Everything I Never Told You
by Celeste Ng

Title

Author

Author Picture Celeste Ng

Celeste Ng

©Kevin Day

Author Interview and Reading

About the Book

Everything I Never Told You is the story of the Lees, a Chinese American family living in 1970s small-town Ohio. Marilyn and James are determined that Lydia, the middle and favorite child, will fulfill the dreams they were unable to pursue: for Marilyn, that her daughter becomes a doctor; for James, that Lydia is popular at school, a girl with a busy social life and the center of every party.
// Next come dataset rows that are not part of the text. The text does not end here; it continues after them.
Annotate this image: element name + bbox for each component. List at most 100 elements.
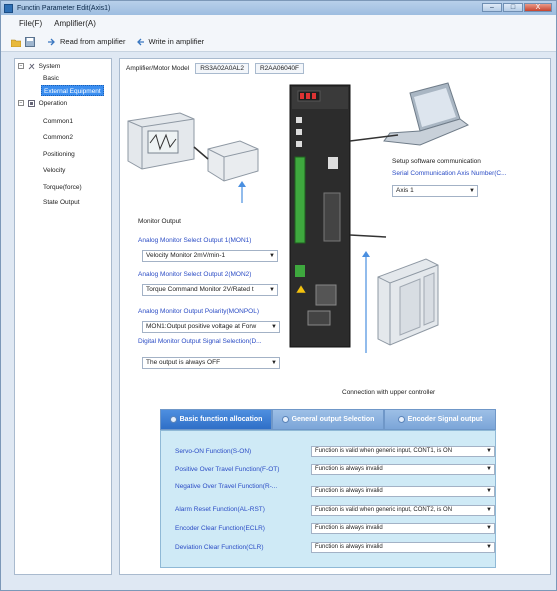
- dropdown-arrow-icon: ▼: [269, 287, 275, 293]
- model-row: Amplifier/Motor Model RS3A02A0AL2 R2AA06…: [126, 63, 304, 74]
- amplifier-model-value: RS3A02A0AL2: [195, 63, 249, 74]
- tab-label: Basic function allocation: [179, 416, 263, 423]
- mon2-value: Torque Command Monitor 2V/Rated t: [146, 286, 254, 293]
- function-label-servo-on: Servo-ON Function(S-ON): [175, 448, 252, 455]
- function-value: Function is always invalid: [315, 544, 383, 550]
- radio-icon: [281, 416, 289, 423]
- tree-item-external-equipment[interactable]: External Equipment: [41, 85, 104, 96]
- menu-bar: File(F) Amplifier(A): [1, 15, 556, 32]
- function-label-r-ot: Negative Over Travel Function(R-...: [175, 483, 278, 490]
- dropdown-arrow-icon: ▼: [269, 253, 275, 259]
- model-label: Amplifier/Motor Model: [126, 65, 190, 72]
- function-select-al-rst[interactable]: Function is valid when generic input, CO…: [311, 505, 495, 516]
- mon1-value: Velocity Monitor 2mV/min-1: [146, 252, 226, 259]
- dropdown-arrow-icon: ▼: [486, 466, 492, 472]
- app-window: Functin Parameter Edit(Axis1) – □ X File…: [0, 0, 557, 591]
- menu-amplifier[interactable]: Amplifier(A): [54, 19, 96, 28]
- maximize-button[interactable]: □: [503, 3, 523, 12]
- servo-amplifier-icon: [289, 84, 351, 348]
- function-select-clr[interactable]: Function is always invalid ▼: [311, 542, 495, 553]
- digital-monitor-value: The output is always OFF: [146, 359, 221, 366]
- read-icon: [47, 37, 57, 47]
- tab-encoder-signal-output[interactable]: Encoder Signal output: [384, 409, 496, 430]
- save-icon[interactable]: [25, 36, 35, 47]
- radio-icon: [397, 416, 405, 423]
- dropdown-arrow-icon: ▼: [486, 507, 492, 513]
- tab-label: General output Selection: [291, 416, 375, 423]
- function-select-f-ot[interactable]: Function is always invalid ▼: [311, 464, 495, 475]
- dropdown-arrow-icon: ▼: [486, 544, 492, 550]
- collapse-icon[interactable]: −: [18, 63, 24, 70]
- menu-file[interactable]: File(F): [19, 19, 42, 28]
- tree-item-torque[interactable]: Torque(force): [43, 182, 82, 193]
- dropdown-arrow-icon: ▼: [271, 360, 277, 366]
- function-label-f-ot: Positive Over Travel Function(F-OT): [175, 466, 280, 473]
- mon1-select[interactable]: Velocity Monitor 2mV/min-1 ▼: [142, 250, 278, 262]
- oscilloscope-icon: [127, 112, 195, 170]
- monpol-select[interactable]: MON1:Output positive voltage at Forw ▼: [142, 321, 280, 333]
- plc-controller-icon: [377, 258, 439, 346]
- function-value: Function is always invalid: [315, 525, 383, 531]
- navigation-tree: − System Basic External Equipment − Oper…: [14, 58, 112, 575]
- upper-controller-label: Connection with upper controller: [342, 389, 436, 396]
- radio-icon: [169, 416, 177, 423]
- app-icon: [4, 3, 13, 13]
- mon1-label: Analog Monitor Select Output 1(MON1): [138, 237, 252, 244]
- dropdown-arrow-icon: ▼: [469, 188, 475, 194]
- function-value: Function is valid when generic input, CO…: [315, 507, 453, 513]
- function-select-r-ot[interactable]: Function is always invalid ▼: [311, 486, 495, 497]
- monpol-value: MON1:Output positive voltage at Forw: [146, 323, 257, 330]
- setup-comm-title: Setup software communication: [392, 158, 481, 165]
- comm-axis-value: Axis 1: [396, 187, 414, 194]
- window-title: Functin Parameter Edit(Axis1): [17, 4, 111, 12]
- function-value: Function is always invalid: [315, 466, 383, 472]
- motor-model-value: R2AA06040F: [254, 63, 304, 74]
- write-in-amplifier-button[interactable]: Write in amplifier: [135, 37, 204, 47]
- function-select-servo-on[interactable]: Function is valid when generic input, CO…: [311, 446, 495, 457]
- comm-axis-select[interactable]: Axis 1 ▼: [392, 185, 478, 197]
- tree-label-operation: Operation: [38, 100, 68, 107]
- function-value: Function is valid when generic input, CO…: [315, 448, 453, 454]
- tab-label: Encoder Signal output: [407, 416, 483, 423]
- tree-item-velocity[interactable]: Velocity: [43, 165, 65, 176]
- title-bar: Functin Parameter Edit(Axis1) – □ X: [1, 1, 556, 15]
- dropdown-arrow-icon: ▼: [486, 488, 492, 494]
- mon2-select[interactable]: Torque Command Monitor 2V/Rated t ▼: [142, 284, 278, 296]
- dropdown-arrow-icon: ▼: [486, 448, 492, 454]
- tree-item-state-output[interactable]: State Output: [43, 197, 80, 208]
- tree-item-basic[interactable]: Basic: [43, 73, 59, 84]
- close-button[interactable]: X: [524, 3, 552, 12]
- dropdown-arrow-icon: ▼: [486, 525, 492, 531]
- monitor-device-icon: [207, 140, 259, 182]
- digital-monitor-select[interactable]: The output is always OFF ▼: [142, 357, 280, 369]
- function-select-eclr[interactable]: Function is always invalid ▼: [311, 523, 495, 534]
- collapse-icon[interactable]: −: [18, 100, 24, 107]
- mon2-label: Analog Monitor Select Output 2(MON2): [138, 271, 252, 278]
- comm-axis-label: Serial Communication Axis Number(C...: [392, 170, 507, 177]
- tree-label-system: System: [38, 63, 61, 70]
- system-icon: [28, 63, 35, 70]
- minimize-button[interactable]: –: [482, 3, 502, 12]
- operation-icon: [27, 99, 35, 107]
- main-panel: Amplifier/Motor Model RS3A02A0AL2 R2AA06…: [119, 58, 551, 575]
- digital-monitor-label: Digital Monitor Output Signal Selection(…: [138, 338, 262, 345]
- monitor-output-title: Monitor Output: [138, 218, 181, 225]
- tab-general-output-selection[interactable]: General output Selection: [272, 409, 384, 430]
- toolbar: Read from amplifier Write in amplifier: [1, 32, 556, 52]
- tab-basic-function-allocation[interactable]: Basic function allocation: [160, 409, 272, 430]
- write-icon: [135, 37, 145, 47]
- tree-node-operation[interactable]: − Operation: [18, 98, 67, 109]
- write-label: Write in amplifier: [148, 37, 205, 46]
- tree-item-positioning[interactable]: Positioning: [43, 149, 75, 160]
- function-allocation-panel: Servo-ON Function(S-ON) Function is vali…: [160, 430, 496, 568]
- read-label: Read from amplifier: [60, 37, 126, 46]
- function-label-eclr: Encoder Clear Function(ECLR): [175, 525, 265, 532]
- read-from-amplifier-button[interactable]: Read from amplifier: [47, 37, 125, 47]
- tree-item-common2[interactable]: Common2: [43, 132, 73, 143]
- dropdown-arrow-icon: ▼: [271, 324, 277, 330]
- tree-item-common1[interactable]: Common1: [43, 116, 73, 127]
- monpol-label: Analog Monitor Output Polarity(MONPOL): [138, 308, 260, 315]
- function-tabs: Basic function allocation General output…: [160, 409, 496, 430]
- tree-node-system[interactable]: − System: [18, 61, 60, 72]
- open-folder-icon[interactable]: [10, 37, 22, 47]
When Lydia’s body is found in the local lake, the delicate balancing act that has been keeping the Lee family together is destroyed. James, consumed by guilt, sets out on a reckless path that may destroy his marriage. Marilyn, devastated and vengeful, is determined to find a responsible party, no matter what the cost. Lydia’s older brother, Nathan, is certain that the neighborhood bad boy, Jack, is somehow involved. But it’s the youngest of the family—Hannah—who observes far more than anyone realizes and who may be the only one who knows the truth about what happened.

About the Author

Celeste Ng (pronounced “-ing”) is a writer in Cambridge, Massachusetts.   Everything I Never Told You, is her debut novel, has won multiple awards and was a New York Times bestseller, Amazon's #1 Best Book of 2014, and on the Best Book of the Year lists of over a dozen outlets. 
Celeste Ng was born in Pittsburgh, PA but at the age of ten moved to Shaker Heights, OH with her family that included her physicist father and chemist mother.  After graduating high school in Shaker Heights, Ng went on to study English at Harvard and earned her MFA in creative writing from the University of Michigan.  Ng now lives in Cambridge, MA with her husband and son.

Discussion Questions

  1. Discuss the relationships between Nath, Lydia, and Hannah. How do the siblings both understand and mystify one another?
  2. Why do you think Lydia is the favorite child of James and Marilyn? How does this pressure affect Lydia, and what kind of impact do you think it has on Nath and Hannah? Do you think it is more difficult for Lydia to be the favorite, or for Nath and Hannah, who are often overlooked by their parents?
  3. “So part of him wanted to tell Nath that he knew: what it was like to be teased, what it was like to never fit in. The other part of him wanted to shake his son, to slap him. To shape him into something different. . . . When Marilyn asked what happened, James said merely, with a wave of the hand, ‘Some kids teased him at the pool yesterday. He needs to learn to take a joke.’”
    How did you react to the “Marco Polo” pool scene with James and Nath? What do you think of James’s decision?
  4. Discuss a situation in which you’ve felt like an outsider. How do the members of the Lee family deal with being measured against stereotypes and others’ perceptions?
  5. What is the meaning of the novel’s title? To whom do the “I” and “you” refer?
  6. What would have happened if Lydia had reached the dock? Do you think she would have been able to change her parents’ views and expectations of her?
  7. This novel says a great deal about the influence our parents can have on us. Do you think the same issues will affect the next generation of Lees? How did your parents influence your childhood?
  8. “It struck her then, as if someone had said it aloud: her mother was dead, and the only thing worth remembering about her, in the end, was that she cooked. Marilyn thought uneasily of her own life, of hours spent making breakfasts, serving dinners, packing lunches into neat paper bags.”
    Discuss the relationship Marilyn and her mother have to cooking and their roles as stay-at-home mothers. Do you think one is happier or more satisfied?
  9. The footprint on the ceiling brings Nath and Lydia closer when they are young, and later, Hannah and James discover it together and laugh. What other objects bring the characters closer together or drive them further apart?
  10. There’s so much that the characters keep to themselves. What do you wish they had shared with one another? Do you think an ability to better express themselves would have changed the outcome of the book?